Figure 2.

Hyperglycemic conditions suppress proteasome-independent REDD1 degradation by promoting oxidative stress. A: HA-REDD1 was expressed in REDD1-KO MIO-M1 cells by transient transfection. Cells were exposed to medium containing 30 mmol/L glucose (HG) or 5 mmol/L glucose plus 25 mmol/L mannitol as an osmotic control (OC) for 4 h. Cycloheximide (CHX) was used to inhibit protein synthesis. REDD1 and tubulin protein expression were evaluated by Western blotting (n = 6). Representative blots are shown. Protein molecular mass in kDa is indicated at right of blots. B: ROS were visualized in WT MIO-M1 cells with DCFDA. DCF fluorescent intensity was quantified after exposure to HG or OC in the presence and absence of the antioxidant NAC. C: HA-REDD1 protein degradation was assessed in REDD1-KO MIO-M1 cells by CHX-chase assay. D: HEK293 Tet-On HA-REDD1 cells were exposed to culture medium containing H₂O₂ (HP) for 2 h, followed by CHX-chase in the presence/absence the proteasome inhibitor MG-132 (n = 4).

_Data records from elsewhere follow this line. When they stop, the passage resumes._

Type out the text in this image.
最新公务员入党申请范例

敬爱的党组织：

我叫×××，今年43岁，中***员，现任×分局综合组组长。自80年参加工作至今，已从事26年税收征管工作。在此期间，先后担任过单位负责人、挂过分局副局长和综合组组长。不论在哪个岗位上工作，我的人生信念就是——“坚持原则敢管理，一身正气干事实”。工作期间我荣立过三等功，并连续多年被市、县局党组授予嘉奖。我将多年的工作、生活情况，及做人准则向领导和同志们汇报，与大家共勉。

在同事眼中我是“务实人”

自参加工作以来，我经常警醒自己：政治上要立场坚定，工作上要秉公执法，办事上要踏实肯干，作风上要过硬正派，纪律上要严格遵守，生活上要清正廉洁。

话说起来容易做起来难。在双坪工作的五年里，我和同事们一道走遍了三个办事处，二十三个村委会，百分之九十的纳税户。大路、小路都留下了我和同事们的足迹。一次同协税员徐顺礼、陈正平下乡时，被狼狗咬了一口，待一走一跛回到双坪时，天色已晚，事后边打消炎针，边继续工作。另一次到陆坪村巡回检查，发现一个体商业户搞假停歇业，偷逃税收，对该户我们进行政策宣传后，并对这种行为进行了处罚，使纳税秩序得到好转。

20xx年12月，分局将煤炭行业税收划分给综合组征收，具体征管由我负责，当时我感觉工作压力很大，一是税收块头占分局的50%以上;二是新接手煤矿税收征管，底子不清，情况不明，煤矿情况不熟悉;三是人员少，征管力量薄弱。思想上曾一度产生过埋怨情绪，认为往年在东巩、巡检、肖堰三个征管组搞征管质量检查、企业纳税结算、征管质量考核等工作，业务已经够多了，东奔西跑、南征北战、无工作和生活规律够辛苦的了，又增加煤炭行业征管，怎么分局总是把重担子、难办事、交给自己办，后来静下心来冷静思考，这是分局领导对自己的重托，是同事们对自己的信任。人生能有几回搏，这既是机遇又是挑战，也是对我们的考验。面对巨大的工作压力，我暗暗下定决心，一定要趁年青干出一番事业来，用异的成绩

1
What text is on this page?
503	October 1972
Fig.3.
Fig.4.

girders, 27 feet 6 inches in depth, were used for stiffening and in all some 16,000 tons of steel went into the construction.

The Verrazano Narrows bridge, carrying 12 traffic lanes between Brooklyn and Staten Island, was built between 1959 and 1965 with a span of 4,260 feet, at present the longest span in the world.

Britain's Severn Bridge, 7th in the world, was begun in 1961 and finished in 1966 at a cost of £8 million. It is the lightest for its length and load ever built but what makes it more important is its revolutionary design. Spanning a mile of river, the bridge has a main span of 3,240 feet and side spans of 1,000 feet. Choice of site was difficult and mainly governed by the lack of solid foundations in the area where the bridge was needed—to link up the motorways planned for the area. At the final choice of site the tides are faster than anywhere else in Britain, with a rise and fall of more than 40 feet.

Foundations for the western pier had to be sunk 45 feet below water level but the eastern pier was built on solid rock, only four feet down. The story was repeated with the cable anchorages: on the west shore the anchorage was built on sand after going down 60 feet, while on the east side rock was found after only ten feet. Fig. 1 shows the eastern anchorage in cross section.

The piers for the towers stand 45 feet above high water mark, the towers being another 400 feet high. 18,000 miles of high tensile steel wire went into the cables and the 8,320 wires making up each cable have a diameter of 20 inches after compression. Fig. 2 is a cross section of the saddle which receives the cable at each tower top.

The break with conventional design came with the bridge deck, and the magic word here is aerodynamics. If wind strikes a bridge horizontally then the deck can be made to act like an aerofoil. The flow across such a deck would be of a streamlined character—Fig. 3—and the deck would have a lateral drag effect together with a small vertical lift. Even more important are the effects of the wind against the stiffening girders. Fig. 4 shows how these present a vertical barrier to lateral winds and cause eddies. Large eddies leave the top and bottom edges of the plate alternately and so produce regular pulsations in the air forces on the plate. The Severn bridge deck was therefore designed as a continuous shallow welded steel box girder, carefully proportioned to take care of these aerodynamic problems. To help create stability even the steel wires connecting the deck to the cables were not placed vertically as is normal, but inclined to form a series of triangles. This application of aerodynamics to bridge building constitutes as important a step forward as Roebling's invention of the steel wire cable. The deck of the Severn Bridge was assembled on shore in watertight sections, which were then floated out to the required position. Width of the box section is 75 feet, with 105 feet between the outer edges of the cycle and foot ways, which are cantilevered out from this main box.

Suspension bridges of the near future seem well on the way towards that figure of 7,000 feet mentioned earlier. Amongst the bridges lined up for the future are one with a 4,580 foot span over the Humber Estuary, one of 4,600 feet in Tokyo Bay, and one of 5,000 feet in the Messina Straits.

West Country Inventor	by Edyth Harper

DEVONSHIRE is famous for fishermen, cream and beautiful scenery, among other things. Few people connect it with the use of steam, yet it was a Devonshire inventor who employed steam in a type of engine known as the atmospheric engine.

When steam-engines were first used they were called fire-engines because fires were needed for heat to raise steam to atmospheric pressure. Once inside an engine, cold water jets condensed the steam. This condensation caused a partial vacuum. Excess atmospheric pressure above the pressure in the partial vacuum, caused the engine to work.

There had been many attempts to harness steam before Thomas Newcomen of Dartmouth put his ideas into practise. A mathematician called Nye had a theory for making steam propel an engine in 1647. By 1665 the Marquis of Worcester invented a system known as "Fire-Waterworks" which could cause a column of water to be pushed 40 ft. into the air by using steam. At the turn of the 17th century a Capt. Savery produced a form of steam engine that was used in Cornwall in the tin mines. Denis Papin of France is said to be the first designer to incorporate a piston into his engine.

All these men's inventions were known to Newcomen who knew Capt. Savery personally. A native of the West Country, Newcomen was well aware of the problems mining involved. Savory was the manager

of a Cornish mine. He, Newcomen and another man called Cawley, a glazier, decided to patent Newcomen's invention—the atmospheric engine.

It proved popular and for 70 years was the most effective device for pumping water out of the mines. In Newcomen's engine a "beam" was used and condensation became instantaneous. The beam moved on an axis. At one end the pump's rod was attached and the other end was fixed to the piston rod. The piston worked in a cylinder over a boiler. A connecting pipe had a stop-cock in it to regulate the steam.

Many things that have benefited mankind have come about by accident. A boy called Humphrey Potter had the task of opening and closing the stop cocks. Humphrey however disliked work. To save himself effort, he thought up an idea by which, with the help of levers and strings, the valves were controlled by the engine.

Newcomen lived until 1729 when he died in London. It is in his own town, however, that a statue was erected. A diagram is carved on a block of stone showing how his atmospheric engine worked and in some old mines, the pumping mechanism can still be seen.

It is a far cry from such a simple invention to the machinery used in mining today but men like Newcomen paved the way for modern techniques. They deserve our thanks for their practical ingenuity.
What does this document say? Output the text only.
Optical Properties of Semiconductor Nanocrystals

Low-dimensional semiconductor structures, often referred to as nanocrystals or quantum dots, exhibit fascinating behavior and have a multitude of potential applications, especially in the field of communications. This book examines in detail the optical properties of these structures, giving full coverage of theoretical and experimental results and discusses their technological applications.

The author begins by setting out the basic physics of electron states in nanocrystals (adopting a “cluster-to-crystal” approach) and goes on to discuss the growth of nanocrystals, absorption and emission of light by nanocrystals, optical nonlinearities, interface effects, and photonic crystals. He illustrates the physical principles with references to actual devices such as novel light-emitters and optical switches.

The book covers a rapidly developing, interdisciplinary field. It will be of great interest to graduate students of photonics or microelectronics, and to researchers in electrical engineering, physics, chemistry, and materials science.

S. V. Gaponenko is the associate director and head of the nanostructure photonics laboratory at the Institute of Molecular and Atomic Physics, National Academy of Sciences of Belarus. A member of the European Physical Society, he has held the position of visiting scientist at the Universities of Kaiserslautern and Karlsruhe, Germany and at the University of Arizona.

E: HA-REDD1 was expressed in REDD1-KO MIO-M1 cells, and REDD1 protein degradation was evaluated by CHX-chase following exposure to HP and/or MG-132. F: HA-REDD1 was expressed in REDD1-KO MIO-M1 cells, and REDD1 protein degradation was evaluated by CHX chase in the presence of MG-132 following exposure to either HG or OC (n = 4). Data are represented as mean ± SD. *P < 0.05 vs. OC or Veh; #P < 0.05 vs. control.